There are a number of interesting insights that can be gleaned from these graphs (and for that I'm very thankful since the data collection took five hours). Most notably, we get our suspicions confirmed that Gomez was indeed pressing and having worse-than-usual at bats during his horrible slump in June and July (around games 50-90). He was seeing approximately 15% fewer pitches per PA than his average line and swinging at the 1st pitch more than 50% of the time.

Since his demotion to the 9th spot in the batting order (somewhere around game 90), however, both maturity indicators have trended dramatically in the right direction. His P/PA during the last couple of weeks has actually been almost at league average and he's done a much better job at laying off the first offering once in a while. Furthermore, the positive development hasn't seemed to slow down, so maybe there's even more to come.
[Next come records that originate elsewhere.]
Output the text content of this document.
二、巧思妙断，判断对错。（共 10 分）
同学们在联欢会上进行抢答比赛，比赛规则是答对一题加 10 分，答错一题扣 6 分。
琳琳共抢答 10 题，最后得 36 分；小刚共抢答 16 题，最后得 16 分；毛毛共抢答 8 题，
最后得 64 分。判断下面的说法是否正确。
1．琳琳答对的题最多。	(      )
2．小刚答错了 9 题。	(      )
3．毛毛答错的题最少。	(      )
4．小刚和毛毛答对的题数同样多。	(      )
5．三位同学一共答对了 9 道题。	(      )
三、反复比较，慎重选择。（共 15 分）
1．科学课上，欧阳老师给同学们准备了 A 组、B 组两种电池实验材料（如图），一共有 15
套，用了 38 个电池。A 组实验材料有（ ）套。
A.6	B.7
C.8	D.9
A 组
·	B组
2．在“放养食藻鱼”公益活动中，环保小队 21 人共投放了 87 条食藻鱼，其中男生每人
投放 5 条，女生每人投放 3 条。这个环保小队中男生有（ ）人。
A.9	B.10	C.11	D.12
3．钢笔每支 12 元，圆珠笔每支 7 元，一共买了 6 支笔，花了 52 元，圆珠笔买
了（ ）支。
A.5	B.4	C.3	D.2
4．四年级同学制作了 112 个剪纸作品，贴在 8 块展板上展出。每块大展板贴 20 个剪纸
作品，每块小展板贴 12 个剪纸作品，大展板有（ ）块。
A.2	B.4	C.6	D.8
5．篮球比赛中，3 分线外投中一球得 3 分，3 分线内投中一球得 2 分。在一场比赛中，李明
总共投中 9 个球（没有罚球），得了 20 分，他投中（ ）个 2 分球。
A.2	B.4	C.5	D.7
The question now is whether these improvements stem from the fact that he is playing less regularly and therefore is more rested, or because he doesn't feel the same pressure in the 9th hole that he does in the lead-off spot. Or maybe he has actually adjusted his approach and listened to some good ol' reason.

What do you think? Please tell me if there's anything you think needs to be done to improve the reliability of the data.

Note: There seems to be small inconsistencies in my data. I get 3 more PA for Gomez than Baseball Reference has recorded.